Der Anlass ist denkbar banal: Die Katze hat wieder einmal gekotzt; aber die gute Hausfrau Sophie hat es nicht bemerkt und jetzt ist die Kotze eingetrocknet und das Lieblingsbild, das einen springenden Delphine zeigt, kaputt. Natürlich kann man das Bild ersetzen, man kann fast alles ersetzen. Aber irgendetwas ist entzwei. Und jetzt sieht sich Sophie („zusammengeknüllt, wie damals als Fötus”) plötzlich in ihrem eigenen Wohnzimmer, wo sie die letzten, endlos scheinenden 30 Jahre mit Kaspar verbracht hat. Sie sieht diese dicke und weinende Frau. Sie sieht sich selber. Und sie will hier raus, einfach nur weg. Sie steht auf und geht. Da ist ein Auto vor der Tür, ihr Auto. Üblicherweise fährt sie nur zum Einkaufen und ins Gartencenter. Aber der Tank ist voll. Sie hat Zeit. Sie ist ja plötzlich frei.

Da erreicht sie ein Anruf von Martin. Ihr Bruder bittet sie, in den „Roten Norden“ zu kommen und ihm zu helfen. Er ist ziemlich insistierend. Doch ist ihr Bruder nicht tot? Hat sie nicht selber seine Todesanzeige veröffentlicht? Wie auch immer, es ist für Sophie etwas ganz Neues, dass jemand sie braucht, sie um Hilfe bittet und zwar sofort. Daher macht sie sich auf nach Imalo, in den Roten Norden – nur um sich dort ihrer ganz eigenen Nemesis zu stellen...

Es gibt in unserer westlichen Literatur im Jahre 2013 noch immer keine Romane, die von „middleaged women“ erzählen. Frauen sind jung und hübsch; sie kommen später ins Stadium der berufstätigen, dauergestressten und sexuell frustrierten Mütter. Und irgendwann mutieren sie zu weisen und verständnisvollen Grossmüttern. Vor lebenserfahrenen Frauen hat man noch immer etwas Angst, oder nur sehr viel Respekt? Sie könnten – wie Sophie – plötzlich eigene Ideen und Wünsche entwickeln. Sie könnten davonlaufen, und wo käme man da hin?!

Franziska Häny schildert in ihrem Debüt den Ausbruch einer 50 jährigen Frau aus ihrem Einfamilienhaus-Alltag; Sophie rennt nicht davon, weil sie einen „zweiten Herbst“ erlebt und sich verliebt. Sie merkt nur, dass sie für sich eigentlich etwas anderes will und sich das Leben anders vorgestellt hat. Das ist nicht nur originell, sondern vor allem spannend – denn die Autorin entführt Sophie (und damit den Leser) in eine andere, „rote“ Welt und stellt nebenbei ein paar grundsätzliche Fragen: Kann man Verpasstes nachholen? Kann man Fehler wieder gut machen? Lässt die Vergangenheit einen nie los?

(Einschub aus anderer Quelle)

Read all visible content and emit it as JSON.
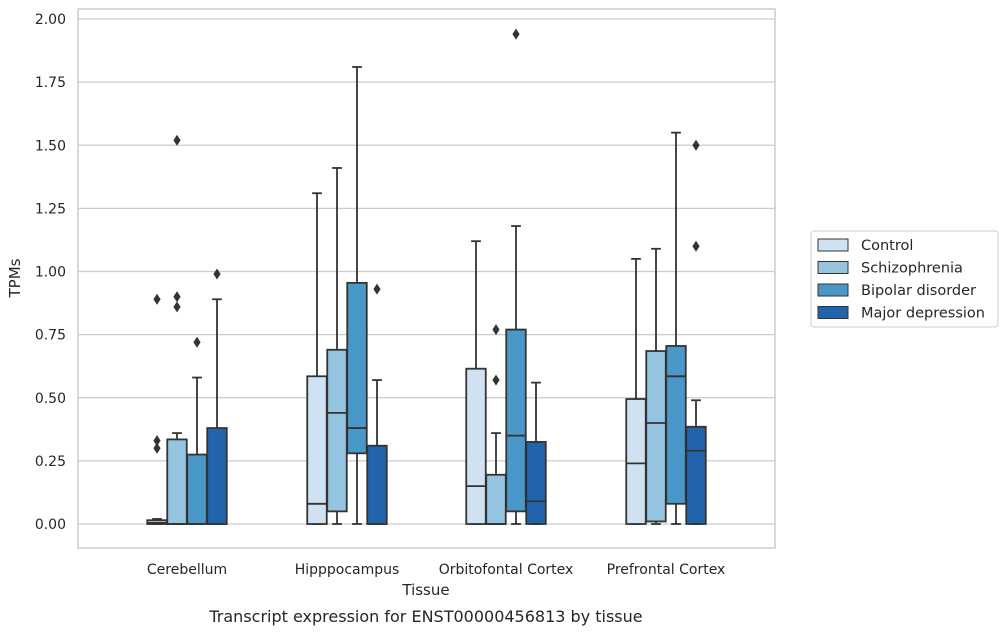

Dass Der Rote Norden dennoch ein erfreulich leichtes und mitreissendes Buch ist, liegt an Sophies No-Nonsense Humor und den eindrücklichen Bildern, die Häny zeichnet: Den riesigen roten Wäldern, den unendlich weiten Strassen und der Dunkelheit. Man wähnt sich in einem europäischen Roadmovie, wo man mit der Heldin mitfiebert und erst noch Spass hat.